Develop Solid Study Skills
Succeed Beyond High School with Solid Study Habits
Along with all lessons you learn in the classroom, you can also learn good study habits—skills that will help you succeed after high school and lead to a strong work ethic. Consider the following pointers:
- Limit distractions while studying. Make sure your study space is quiet, comfortable, and free of distractions. . . this includes digital distractions. Try putting your phone in a different room and turning off your computer. If studying requires a computer, consider using a website blocker to limit notifications that can cause you to lose focus on the task at hand.
- Plan a homework schedule and stick to it. Is it helpful to write down a daily to-do list? Maybe you would rather keep a school planner? Perhaps reviewing a digital calendar is what you need. The key to staying on top of your work is figuring out a system that works best for you.
- Identify a support system. Enlist the help of friends and family to help you get ready for tests, complete homework, and even proofread your essays and reports.

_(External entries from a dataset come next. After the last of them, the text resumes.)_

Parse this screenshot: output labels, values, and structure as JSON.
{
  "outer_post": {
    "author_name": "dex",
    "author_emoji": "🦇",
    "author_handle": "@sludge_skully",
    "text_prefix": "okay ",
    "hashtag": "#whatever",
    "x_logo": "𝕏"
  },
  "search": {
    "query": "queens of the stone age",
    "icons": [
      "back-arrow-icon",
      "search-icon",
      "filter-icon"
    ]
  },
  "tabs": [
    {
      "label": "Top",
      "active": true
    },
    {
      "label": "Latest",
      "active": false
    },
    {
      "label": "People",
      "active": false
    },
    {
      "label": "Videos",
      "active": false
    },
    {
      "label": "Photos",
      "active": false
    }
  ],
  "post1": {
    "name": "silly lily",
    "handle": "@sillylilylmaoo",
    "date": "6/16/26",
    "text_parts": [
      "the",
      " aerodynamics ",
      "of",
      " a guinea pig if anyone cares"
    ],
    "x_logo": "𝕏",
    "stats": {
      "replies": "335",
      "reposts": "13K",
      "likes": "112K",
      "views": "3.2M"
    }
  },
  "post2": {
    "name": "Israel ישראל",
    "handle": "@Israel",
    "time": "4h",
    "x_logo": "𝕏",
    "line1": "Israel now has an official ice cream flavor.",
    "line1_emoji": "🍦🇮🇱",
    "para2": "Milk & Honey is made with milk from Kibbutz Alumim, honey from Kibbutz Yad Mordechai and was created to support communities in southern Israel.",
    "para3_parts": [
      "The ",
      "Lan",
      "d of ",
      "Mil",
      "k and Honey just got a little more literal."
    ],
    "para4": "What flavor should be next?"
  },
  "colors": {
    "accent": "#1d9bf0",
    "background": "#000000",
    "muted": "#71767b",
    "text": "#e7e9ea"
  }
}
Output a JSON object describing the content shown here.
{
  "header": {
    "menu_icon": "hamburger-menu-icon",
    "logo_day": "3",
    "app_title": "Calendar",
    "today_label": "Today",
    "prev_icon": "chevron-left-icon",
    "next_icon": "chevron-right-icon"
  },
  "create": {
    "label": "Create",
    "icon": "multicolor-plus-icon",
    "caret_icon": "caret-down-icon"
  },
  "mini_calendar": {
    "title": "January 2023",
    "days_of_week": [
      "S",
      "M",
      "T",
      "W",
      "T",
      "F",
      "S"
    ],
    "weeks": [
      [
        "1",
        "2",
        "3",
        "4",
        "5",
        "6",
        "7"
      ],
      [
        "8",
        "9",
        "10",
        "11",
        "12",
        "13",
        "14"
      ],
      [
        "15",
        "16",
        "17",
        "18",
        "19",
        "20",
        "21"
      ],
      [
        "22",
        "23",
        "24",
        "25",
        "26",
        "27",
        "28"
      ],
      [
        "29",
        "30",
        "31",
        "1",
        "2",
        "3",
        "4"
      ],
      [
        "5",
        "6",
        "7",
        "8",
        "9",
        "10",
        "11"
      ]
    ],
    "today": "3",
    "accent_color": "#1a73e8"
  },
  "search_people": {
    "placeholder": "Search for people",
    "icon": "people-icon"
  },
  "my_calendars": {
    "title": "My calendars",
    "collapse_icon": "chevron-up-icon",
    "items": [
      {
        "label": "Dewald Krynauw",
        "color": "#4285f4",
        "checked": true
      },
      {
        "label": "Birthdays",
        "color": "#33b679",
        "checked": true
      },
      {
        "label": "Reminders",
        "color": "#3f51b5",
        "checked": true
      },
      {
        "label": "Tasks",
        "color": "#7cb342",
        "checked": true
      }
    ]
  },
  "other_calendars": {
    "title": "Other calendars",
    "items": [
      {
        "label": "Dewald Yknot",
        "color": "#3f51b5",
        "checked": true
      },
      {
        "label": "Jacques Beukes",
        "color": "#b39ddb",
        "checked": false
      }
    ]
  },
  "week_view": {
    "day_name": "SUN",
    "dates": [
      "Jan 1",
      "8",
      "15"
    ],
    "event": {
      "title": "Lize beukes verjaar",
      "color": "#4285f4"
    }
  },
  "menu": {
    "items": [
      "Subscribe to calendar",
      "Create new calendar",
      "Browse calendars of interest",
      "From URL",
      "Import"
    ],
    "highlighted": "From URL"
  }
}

- Learn by teaching. Talk out loud to better understand the content you are studying. Try teaching it to a family member or discussing the information with a fellow classmate. After all, Albert Einstein once said, “If you can’t explain it simply, you don’t understand it well enough.”
- Read the news regularly. Reading the news can help build your reading skills and your understanding of the world. Doing this can also help you apply the lessons you are learning in school to current events.
- Expand your vocabulary. A robust vocabulary can improve your reading, writing, and overall communication skills. There are plenty of websites and apps that can help you learn new words. Subscribe to “Word of the Day” from merriam-webster.com and challenge yourself to use it in a sentence. Bookmark thesaurus.com and open it when you are writing. Use these tools to find words that accurately deliver your message. (Remember, the goal is to be clear—not complicated. Avoid stuffing sentences with four-syllable words for no reason.)